The second aspect of bodhicitta, after this deep caring, is to see this intention as an awakening from our conventional view of the way things are, to see that all the beings we care for are in some sense illusory. It’s not that the illusion isn’t real, but it’s not the whole story. There is some sense of openness to an aspect of reality beyond our conventional way of

labeling the world. Just to have some glimpse of the world as brighter, wider, vaster, and beyond our limited capacities gives us a taste of this intention.

These two together, the caring, combined with the sense that what we care for is deeper than what we really can know, is what bodhichitta is about. The Lotus Sutra says that Buddhas appear in the world solely for the sake of helping beings enter the way of awakening. So we are concerned for others, and do kindness to others, which includes ourselves. We all have many others within us. This compassion is about being kind and awakening to how wonderful it is to be just who we are, even with all the pain, grief, and sadness.
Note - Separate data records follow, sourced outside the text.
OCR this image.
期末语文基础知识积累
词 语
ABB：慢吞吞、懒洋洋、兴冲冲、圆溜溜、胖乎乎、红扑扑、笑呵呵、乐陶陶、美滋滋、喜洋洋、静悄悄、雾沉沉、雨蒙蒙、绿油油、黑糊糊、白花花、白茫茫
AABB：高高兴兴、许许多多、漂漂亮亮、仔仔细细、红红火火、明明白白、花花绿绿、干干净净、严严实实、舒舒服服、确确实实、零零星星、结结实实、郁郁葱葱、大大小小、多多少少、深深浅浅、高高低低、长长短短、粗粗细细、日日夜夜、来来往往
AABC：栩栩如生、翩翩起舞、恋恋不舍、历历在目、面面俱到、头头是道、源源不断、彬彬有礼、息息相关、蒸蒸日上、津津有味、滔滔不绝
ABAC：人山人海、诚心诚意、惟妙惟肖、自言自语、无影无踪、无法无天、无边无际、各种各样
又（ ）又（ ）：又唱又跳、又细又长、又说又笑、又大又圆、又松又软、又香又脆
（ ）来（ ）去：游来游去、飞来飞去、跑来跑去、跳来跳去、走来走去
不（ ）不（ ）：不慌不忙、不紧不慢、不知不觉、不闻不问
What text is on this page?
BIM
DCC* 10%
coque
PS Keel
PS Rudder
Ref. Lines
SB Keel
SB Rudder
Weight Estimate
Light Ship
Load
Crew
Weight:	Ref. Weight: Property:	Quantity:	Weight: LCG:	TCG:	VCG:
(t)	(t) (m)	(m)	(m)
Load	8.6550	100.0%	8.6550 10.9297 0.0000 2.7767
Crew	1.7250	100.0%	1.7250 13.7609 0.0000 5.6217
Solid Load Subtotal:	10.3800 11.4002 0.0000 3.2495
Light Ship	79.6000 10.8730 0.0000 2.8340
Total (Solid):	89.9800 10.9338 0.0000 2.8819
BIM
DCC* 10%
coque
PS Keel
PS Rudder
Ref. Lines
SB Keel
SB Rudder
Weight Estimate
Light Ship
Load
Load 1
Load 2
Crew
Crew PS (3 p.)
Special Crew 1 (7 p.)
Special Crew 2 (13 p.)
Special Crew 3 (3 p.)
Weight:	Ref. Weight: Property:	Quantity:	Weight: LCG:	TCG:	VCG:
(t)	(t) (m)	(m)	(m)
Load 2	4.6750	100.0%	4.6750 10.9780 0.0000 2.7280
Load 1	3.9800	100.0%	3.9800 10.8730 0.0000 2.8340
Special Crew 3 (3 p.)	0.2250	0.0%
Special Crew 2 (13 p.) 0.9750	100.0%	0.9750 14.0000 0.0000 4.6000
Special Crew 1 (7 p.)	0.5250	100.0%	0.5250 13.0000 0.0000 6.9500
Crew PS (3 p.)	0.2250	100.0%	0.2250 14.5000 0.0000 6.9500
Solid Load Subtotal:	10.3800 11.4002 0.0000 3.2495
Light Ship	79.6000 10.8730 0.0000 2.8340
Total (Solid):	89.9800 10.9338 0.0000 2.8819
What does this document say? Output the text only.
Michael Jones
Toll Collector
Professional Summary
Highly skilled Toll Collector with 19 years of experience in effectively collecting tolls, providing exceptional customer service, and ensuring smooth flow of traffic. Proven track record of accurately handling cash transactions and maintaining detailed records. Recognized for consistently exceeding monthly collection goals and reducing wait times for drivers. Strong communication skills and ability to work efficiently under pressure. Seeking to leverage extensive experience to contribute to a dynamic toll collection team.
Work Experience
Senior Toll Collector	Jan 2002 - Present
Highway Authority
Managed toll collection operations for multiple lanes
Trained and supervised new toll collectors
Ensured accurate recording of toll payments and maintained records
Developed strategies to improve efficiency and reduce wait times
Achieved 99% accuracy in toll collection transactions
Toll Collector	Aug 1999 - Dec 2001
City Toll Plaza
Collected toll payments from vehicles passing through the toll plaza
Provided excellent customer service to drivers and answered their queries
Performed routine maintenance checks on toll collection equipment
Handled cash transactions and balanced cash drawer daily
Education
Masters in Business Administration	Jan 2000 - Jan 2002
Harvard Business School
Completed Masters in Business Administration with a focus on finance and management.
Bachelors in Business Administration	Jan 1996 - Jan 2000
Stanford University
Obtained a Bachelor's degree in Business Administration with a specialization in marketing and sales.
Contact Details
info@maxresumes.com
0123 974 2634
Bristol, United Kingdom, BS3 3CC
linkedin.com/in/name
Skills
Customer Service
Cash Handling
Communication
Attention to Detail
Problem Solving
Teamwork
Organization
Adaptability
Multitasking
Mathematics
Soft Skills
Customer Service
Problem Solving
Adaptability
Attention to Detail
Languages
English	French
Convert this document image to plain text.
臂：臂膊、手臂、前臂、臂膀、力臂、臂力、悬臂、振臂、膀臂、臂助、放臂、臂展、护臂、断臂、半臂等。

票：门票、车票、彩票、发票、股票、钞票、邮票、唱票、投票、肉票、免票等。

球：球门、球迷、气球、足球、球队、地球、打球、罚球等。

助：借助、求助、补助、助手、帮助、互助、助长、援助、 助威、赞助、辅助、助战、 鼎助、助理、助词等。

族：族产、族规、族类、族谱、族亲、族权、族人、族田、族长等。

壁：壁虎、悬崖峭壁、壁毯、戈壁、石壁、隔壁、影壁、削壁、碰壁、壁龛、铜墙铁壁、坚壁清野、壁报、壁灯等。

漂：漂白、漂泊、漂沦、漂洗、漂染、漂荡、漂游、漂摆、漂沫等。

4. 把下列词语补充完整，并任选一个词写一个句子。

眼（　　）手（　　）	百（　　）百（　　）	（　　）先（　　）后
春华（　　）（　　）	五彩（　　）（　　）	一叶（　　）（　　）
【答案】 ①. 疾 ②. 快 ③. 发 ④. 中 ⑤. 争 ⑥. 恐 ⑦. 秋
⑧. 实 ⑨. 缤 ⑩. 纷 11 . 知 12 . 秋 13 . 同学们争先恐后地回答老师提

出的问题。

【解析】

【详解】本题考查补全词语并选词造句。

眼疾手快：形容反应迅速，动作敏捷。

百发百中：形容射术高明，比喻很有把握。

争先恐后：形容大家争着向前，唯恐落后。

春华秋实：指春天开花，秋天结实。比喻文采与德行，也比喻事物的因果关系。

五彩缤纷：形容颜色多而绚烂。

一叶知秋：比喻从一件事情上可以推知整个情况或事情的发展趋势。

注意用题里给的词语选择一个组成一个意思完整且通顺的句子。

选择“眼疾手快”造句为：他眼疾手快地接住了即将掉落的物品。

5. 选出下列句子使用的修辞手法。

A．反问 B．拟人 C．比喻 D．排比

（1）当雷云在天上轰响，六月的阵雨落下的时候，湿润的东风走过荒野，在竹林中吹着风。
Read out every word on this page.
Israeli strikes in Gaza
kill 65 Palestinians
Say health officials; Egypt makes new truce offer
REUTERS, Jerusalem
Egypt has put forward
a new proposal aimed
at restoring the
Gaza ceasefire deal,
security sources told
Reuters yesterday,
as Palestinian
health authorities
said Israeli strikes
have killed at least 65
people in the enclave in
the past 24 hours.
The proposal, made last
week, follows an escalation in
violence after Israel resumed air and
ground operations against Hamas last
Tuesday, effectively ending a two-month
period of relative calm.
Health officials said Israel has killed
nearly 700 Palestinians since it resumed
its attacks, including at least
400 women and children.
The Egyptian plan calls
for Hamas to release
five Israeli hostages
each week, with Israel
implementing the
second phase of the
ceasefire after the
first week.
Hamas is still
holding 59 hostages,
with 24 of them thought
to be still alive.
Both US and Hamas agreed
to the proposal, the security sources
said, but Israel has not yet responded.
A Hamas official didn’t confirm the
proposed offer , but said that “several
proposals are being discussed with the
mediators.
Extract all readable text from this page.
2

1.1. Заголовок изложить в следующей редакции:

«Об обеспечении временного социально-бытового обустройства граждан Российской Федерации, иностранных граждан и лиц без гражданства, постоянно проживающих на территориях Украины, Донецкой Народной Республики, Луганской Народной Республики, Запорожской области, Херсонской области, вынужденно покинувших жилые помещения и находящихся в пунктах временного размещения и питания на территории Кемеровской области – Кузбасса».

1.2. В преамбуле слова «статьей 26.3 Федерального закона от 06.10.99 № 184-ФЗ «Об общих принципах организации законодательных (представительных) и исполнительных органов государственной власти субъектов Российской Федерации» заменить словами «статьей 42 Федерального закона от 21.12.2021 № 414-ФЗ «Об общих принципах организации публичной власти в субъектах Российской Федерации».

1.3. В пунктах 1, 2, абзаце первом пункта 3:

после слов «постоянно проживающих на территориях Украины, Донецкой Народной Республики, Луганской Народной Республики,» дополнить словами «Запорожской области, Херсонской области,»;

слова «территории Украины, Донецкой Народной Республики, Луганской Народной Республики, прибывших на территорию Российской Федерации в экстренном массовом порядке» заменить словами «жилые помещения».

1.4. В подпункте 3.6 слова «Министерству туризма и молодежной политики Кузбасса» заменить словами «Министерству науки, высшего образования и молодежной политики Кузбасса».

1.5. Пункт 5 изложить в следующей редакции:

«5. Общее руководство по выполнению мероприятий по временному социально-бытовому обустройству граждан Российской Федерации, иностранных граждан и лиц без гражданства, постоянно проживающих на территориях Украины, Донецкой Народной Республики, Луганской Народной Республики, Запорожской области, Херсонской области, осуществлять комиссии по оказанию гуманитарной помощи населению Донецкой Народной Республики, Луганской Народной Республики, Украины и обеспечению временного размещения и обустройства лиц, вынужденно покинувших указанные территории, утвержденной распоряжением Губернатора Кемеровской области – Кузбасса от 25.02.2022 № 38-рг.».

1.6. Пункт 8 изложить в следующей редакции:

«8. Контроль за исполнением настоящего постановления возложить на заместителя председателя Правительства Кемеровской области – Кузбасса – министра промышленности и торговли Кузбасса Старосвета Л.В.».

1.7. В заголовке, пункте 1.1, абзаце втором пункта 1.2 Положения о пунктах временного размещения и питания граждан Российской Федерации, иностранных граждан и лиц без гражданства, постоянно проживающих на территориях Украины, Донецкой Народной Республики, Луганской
What is important to hear about this bodhichitta is that our very first impulse towards awakening, mysterious as it is, is said to be more difficult to arrive at than the full and complete awakening of a Buddha. This first impulse or glimmer, this vague sense of deep caring, is said to be essentially the same mind as a highly advanced bodhisattva.

How do we sustain this direction towards deep concern for others and for ourselves, and for the awakening of all beings? We come back to zazen because it opens us up to this awareness. But how this proceeds and develops is not something we can figure out beforehand. So we continue to study ourselves and study the way together. We come back to the cushion again, and just sit. We see how our mind turns and twists around as the scenery goes by. Yet in the midst of all that it is very helpful to try to remember your first impulse to practice. What was it that brought you here? What brought the impulse to sit upright and still?